PTI Colombo Published 21.10.22, 09:19 PM
Parliament of Sri Lanka

Parliament of Sri Lanka File picture

Sri Lankan lawmakers on Friday approved the much-anticipated 22nd Amendment to the Constitution, setting the stage for empowering the Parliament over the executive president.

An overwhelming 179 lawmakers in the 225-member assembly voted in favour of the amendment, thus breaching the barrier of 150 votes required for it to become a law.


The voting culminated in a two-day debate in the Sri Lankan Parliament on the constitutional amendment.

The draft bill on the 22nd Amendment was approved by the Cabinet and gazetted in August.

The 22nd Amendment was originally named 21A and was meant to replace the 20A.

The bill was introduced a couple of months back as a means to support stability in Sri Lanka and quell the unrest ignited by the nation's greatest financial crisis in decades.

The 22nd Amendment will have anti-corruption features, a key demand of the protesters.

It will restore powers of Parliament which were taken under the executive president by former president Gotabaya Rajapaksa through the 20th Amendment of 2020.

Rajapaksa had reversed the 19A which had empowered parliament over the presidency.

The 22nd Amendment seeks to empower independent commissions to depoliticise administration as part of the wide-ranging reforms required to the Constitution first adopted in 1978.

The adoption of the 22nd Amendment in Parliament is seen as a triumph for President Ranil Wickremesinghe, who had pledged constitutional reforms to appease the demand from the street protesters.

However, the opposition parties maintain their support was based on the need to formulate reforms, a key requisite to ensure Sri Lanka gained international support in handling the worst economic crisis in decades.
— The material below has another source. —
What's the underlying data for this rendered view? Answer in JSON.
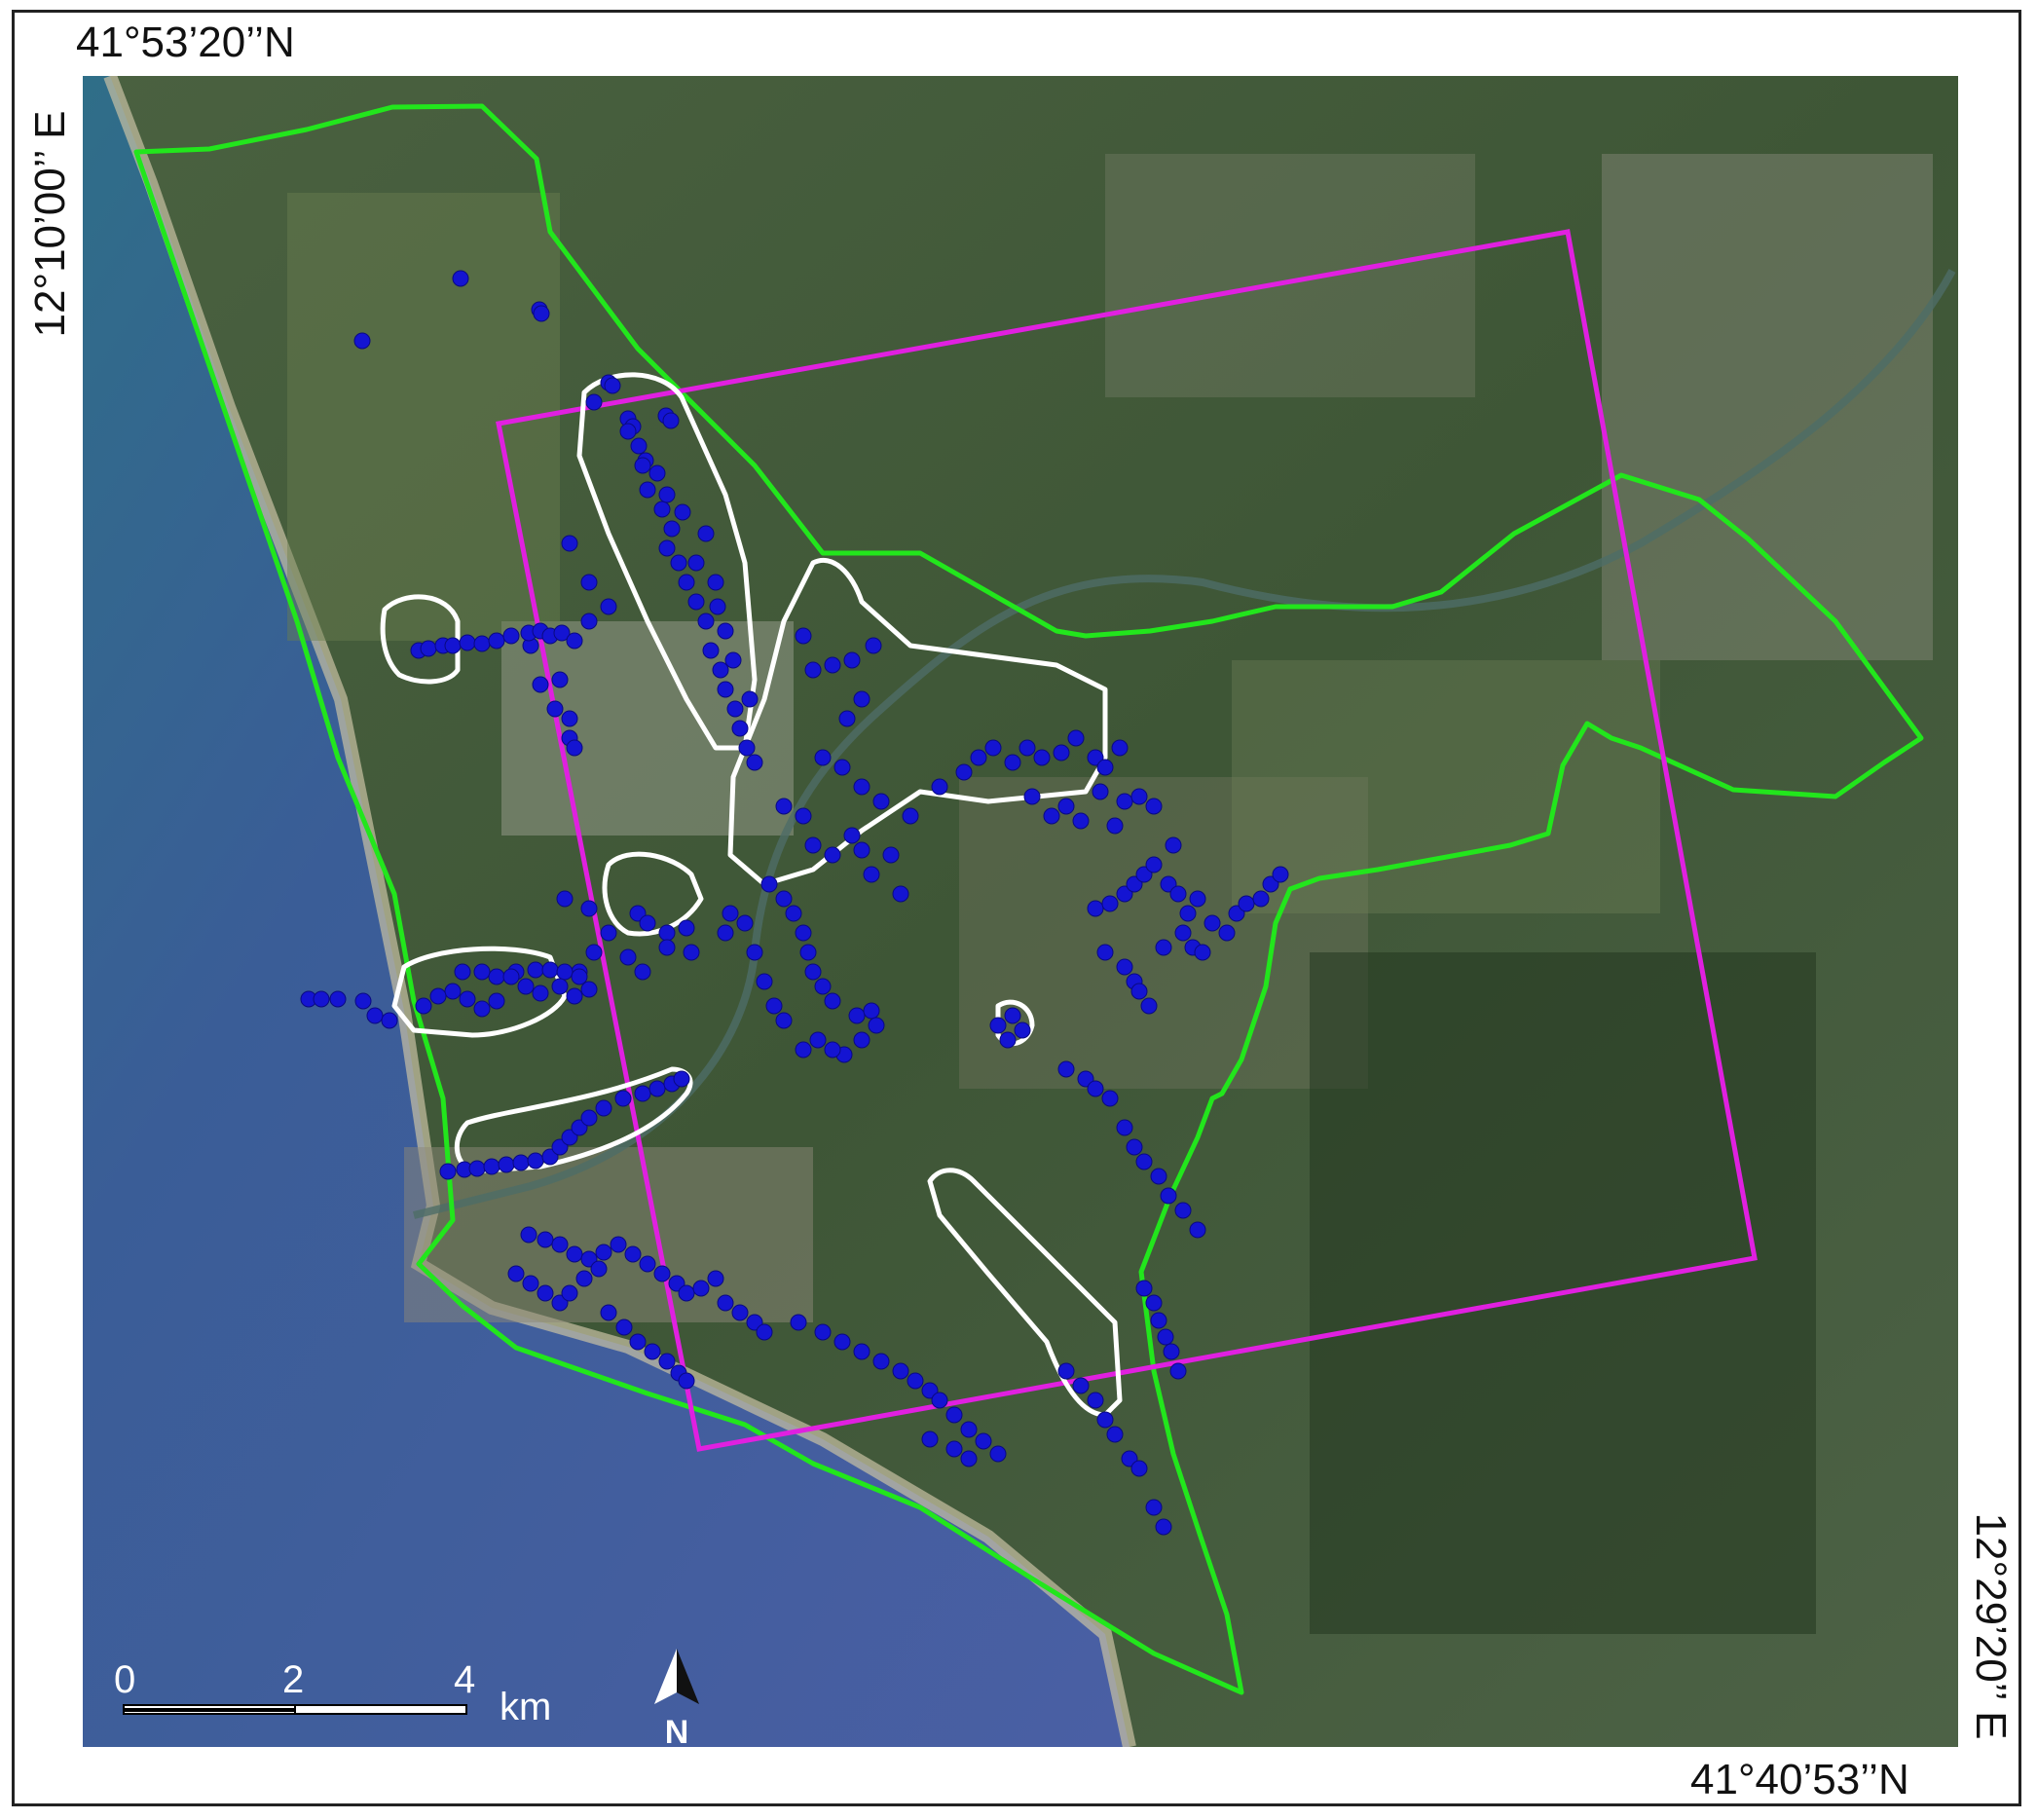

Sri Lanka's main Opposition Samagi Jana Balawegaya (SJB) on Thursday said that it will support the 22nd Amendment provided that no underhand revisions are sneaked in at the committee stage.

Sri Lanka is facing the worst economic crisis since independence in 1948, which has led to an acute shortage of essential items like food, medicine, cooking gas and fuel across the country.

The street protests had been triggered across the country over the poor handling of the economic crisis and the lack of accountability to it.